Apa boleh buat, aku tak dapat dienyahkan. Keberadaanku lekang dalam hatimu; aku hidup di sana. Di kepalamu penuh aku. Siapa yang memiliki kontak denganmu pasti melihat bayanganku pada dirimu. Kau membawaku ke mana-mana, malaikatku. Aku menjelajahi tempat-tempat yang kau datangi sendirian. Aku mendengar degup jantungmu di tengah celotehanmu dengan orang lain. Aku meraba kegelisahanmu, kegembiraanmu, kesedihanmu; aku menguping kekacauanmu, kerumitanmu. Aku melompati pikiranmu; menggerayangi kemarahanmu; memerkosa kecemburuanmu. Aku mengetahui hal-hal tersembunyi yang abstrak dilukis lewat kata-kata. Aku mencium bibirmu dengan gairah saat kau melirik pada perempuan berkaos itu yang lewat di sampingmu.

Singkatnya, aku memiliki telepati; telepati kedekatan antara dua orang yang tak memiliki jeda apapun di antaranya. Bukannya kau tahu aku seperti itu juga? Bahwa aku berada pada dirimu, merumah di sana, memeluk tubuh telanjangmu setiap saat. Aku uring-uringan kala kau diam-diam menyembunyikan kejengkelan tentang sesuatu. Aku patah hati kala kau berusaha keras tidak membunuhku. Aku memikirkan hal-hal yang buruk kala kau berahasia tentang perempuan itu. Aku menyentuh dadamu, menyetubuhimu kala kau berbaring sendirian melakukan tarian masturbasi. Kita berdua terkoneksi seperti langit dengan hujan. Aku menjembatanimu. Di antara mimpi dan labirin.

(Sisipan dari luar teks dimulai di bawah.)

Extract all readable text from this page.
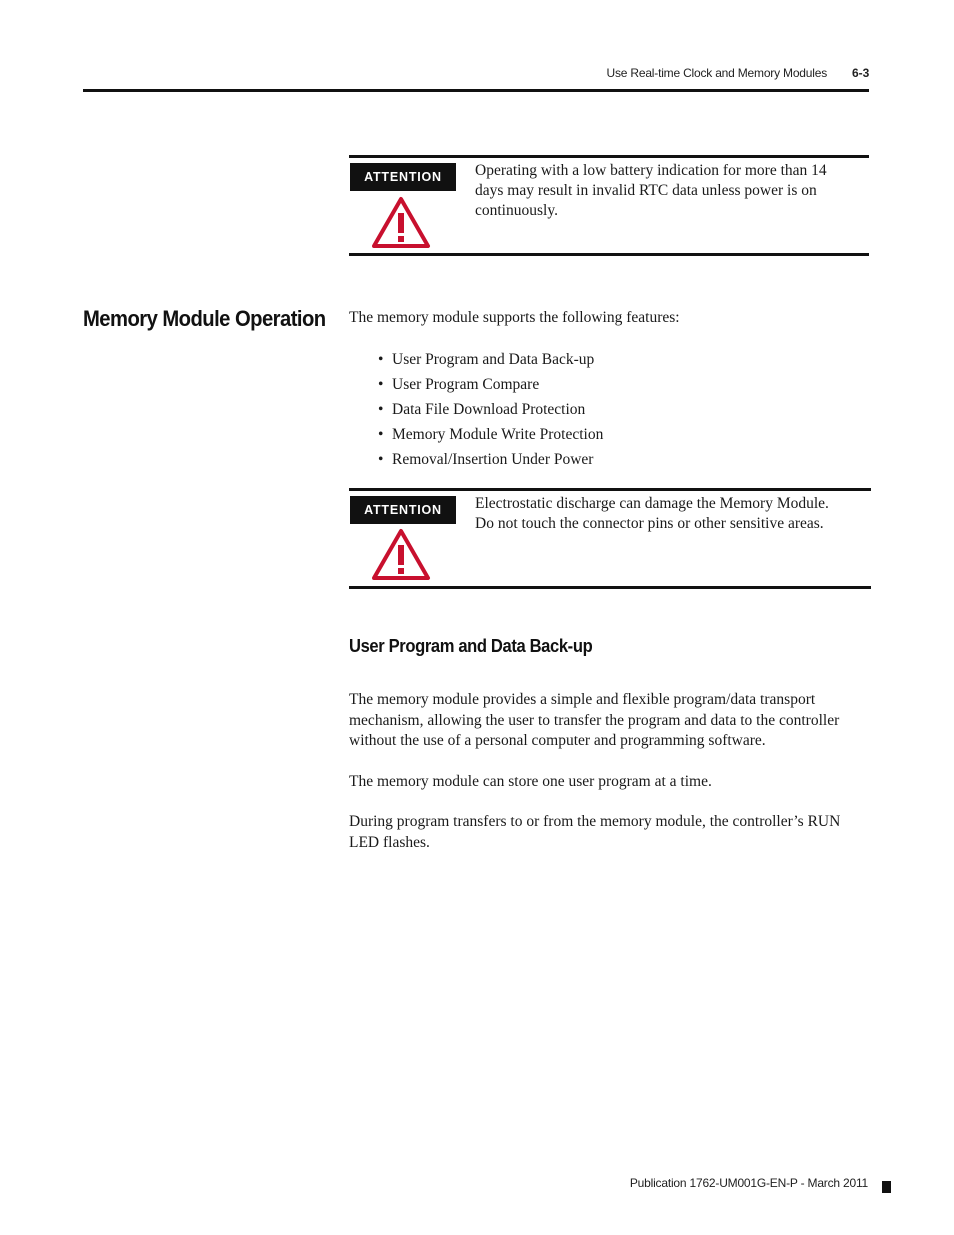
Use Real-time Clock and Memory Modules 6-3
ATTENTION	Operating with a low battery indication for more than 14 days may result in invalid RTC data unless power is on continuously.
Memory Module Operation The memory module supports the following features:
• User Program and Data Back-up
• User Program Compare
• Data File Download Protection
• Memory Module Write Protection
• Removal/Insertion Under Power
ATTENTION	Electrostatic discharge can damage the Memory Module. Do not touch the connector pins or other sensitive areas.
User Program and Data Back-up

The memory module provides a simple and flexible program/data transport mechanism, allowing the user to transfer the program and data to the controller without the use of a personal computer and programming software.

The memory module can store one user program at a time.

During program transfers to or from the memory module, the controller’s RUN LED flashes.

Publication 1762-UM001G-EN-P - March 2011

Di antara matahari dan garis kathulistiwa. Pagi ini ketika kau berkata ada lipstikku di sepraimu, aku tergenapi. Berkat ucapanmu, rasanya tubuhku menjadi semakin baik. Bara di dadaku berhenti menghangus. Matahari tidak menjadi basi lagi. Aku tidak pernah takut lagi kehilanganmu karena bagaimana sesuatu dapat hilang kalau aku tahu dia selalu ada di sana? Aku tidak akan asing sebab aku menandaimu. Kau tidak terselip seperti daun di ranting; tak tercecer seperti bulan yang menyabit. Malaikatku, kapan-kapan kutinggalkan lagi lipstik di sepraimu setelah kita selesai bercinta dini hari yang remang. Kau dapat memulai kerja dengan mengirimku selarik SMS yang mendatangkan bintang buatku. Ada lipstik di sepraiku.

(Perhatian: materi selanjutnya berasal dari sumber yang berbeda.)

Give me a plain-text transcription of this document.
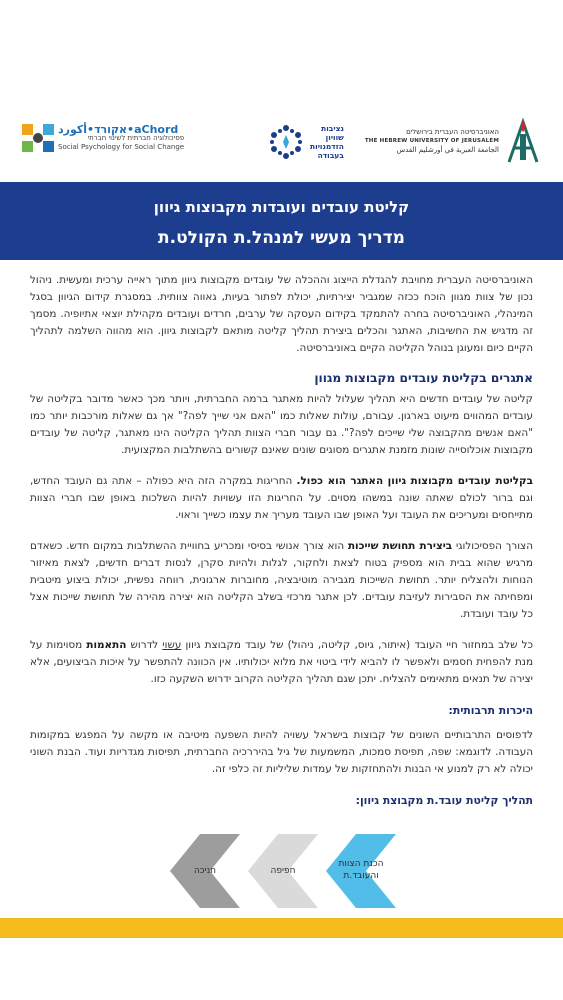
האוניברסיטה העברית בירושלים
THE HEBREW UNIVERSITY OF JERUSALEM
الجامعة العبرية في أورشليم القدس
נציבות
שוויון
הזדמנויות
בעבודה
אקורד•أكورد•aChord
פסיכולוגיה חברתית לשינוי חברתי
Social Psychology for Social Change
קליטת עובדים ועובדות מקבוצות גיוון
מדריך מעשי למנהל.ת הקולט.ת

האוניברסיטה העברית מחויבת להגדלת הייצוג וההכלה של עובדים מקבוצות גיוון מתוך ראייה ערכית ומעשית. ניהול נכון של צוות מגוון הוכח ככזה שמגביר יצירתיות, יכולת לפתור בעיות, גאווה צוותית. במסגרת קידום הגיוון בסגל המינהלי, האוניברסיטה בחרה להתמקד בקידום העסקה של ערבים, חרדים ועובדים מקהילת יוצאי אתיופיה. מסמך זה מדגיש את החשיבות, האתגר והכלים ביצירת תהליך קליטה מותאם לקבוצות גיוון. הוא מהווה השלמה לתהליך הקיים כיום ומעוגן בנוהל הקליטה הקיים באוניברסיטה.

אתגרים בקליטת עובדים מקבוצות מגוון

קליטה של עובדים חדשים היא תהליך שעלול להיות מאתגר ברמה החברתית, ויותר מכך כאשר מדובר בקליטה של עובדים המהווים מיעוט בארגון. עבורם, עולות שאלות כמו "האם אני שייך לפה?" אך גם שאלות מורכבות יותר כמו "האם אנשים מהקבוצה שלי שייכים לפה?". גם עבור חברי הצוות תהליך הקליטה הינו מאתגר, קליטה של עובדים מקבוצות אוכלוסייה שונות מזמנת אתגרים מסוגים שונים שאינם קשורים בהשתלבות המקצועית.

בקליטת עובדים מקבוצות גיוון האתגר הוא כפול. החריגות במקרה הזה היא כפולה – אתה גם העובד החדש, וגם ברור לכולם שאתה שונה במשהו מסוים. על החריגות הזו עשויות להיות השלכות באופן שבו חברי הצוות מתייחסים ומעריכים את העובד ועל האופן שבו העובד מעריך את עצמו כשייך וראוי.

הצורך הפסיכולוגי ביצירת תחושת שייכות הוא צורך אנושי בסיסי ומכריע בחוויית ההשתלבות במקום חדש. כשאדם מרגיש שהוא בבית הוא מספיק בטוח לצאת ולחקור, לגלות ולהיות סקרן, לנסות דברים חדשים, לצאת מאיזור הנוחות ולהצליח יותר. תחושת השייכות מגבירה מוטיבציה, מחוברות ארגונית, רווחה נפשית, יכולת ביצוע מיטבית ומפחיתה את הסבירות לעזיבת עובדים. לכן אתגר מרכזי בשלב הקליטה הוא יצירה מהירה של תחושת שייכות אצל כל עובד ועובדת.

כל שלב במחזור חיי העובד (איתור, גיוס, קליטה, ניהול) של עובד מקבוצת גיוון עשוי לדרוש התאמות מסוימות על מנת להפחית חסמים ולאפשר לו להביא לידי ביטוי את מלוא יכולותיו. אין הכוונה להתפשר על איכות הביצועים, אלא יצירה של תנאים מתאימים להצליח. יתכן שגם תהליך הקליטה הקרוב ידרוש השקעה כזו.

היכרות תרבותית:

לדפוסים התרבותיים השונים של קבוצות בישראל עשויה להיות השפעה מיטיבה או מקשה על המפגש במקומות העבודה. לדוגמא: שפה, תפיסת סמכות, המשמעות של גיל בהיררכיה החברתית, תפיסות מגדריות ועוד. הבנת השוני יכולה לא רק למנוע אי הבנות ולהתחזקות של עמדות שליליות זה כלפי זה.

תהליך קליטת עובד.ת מקבוצת גיוון:
הכנת הצוות
והעובד.ת
חפיפה
חניכה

@Lakhsmi, RahasiaBulan, 2009

5 comments:

Anonymous said...

Ada lipstik di sepraiku, tapi ciumanmu tertinggal di bibirku :)

Anonymous said...

so sweet ^^

-ps-

Anonymous said...

wew!

:D

_titiktitik_

De Ni said...

Bagus banget
Sumpah.....

Anonymous said...

Lakshmi,

A very soft, yet gorgeous, touch coming from 'the gray world'... I enjoyed every word of this story. Thanks.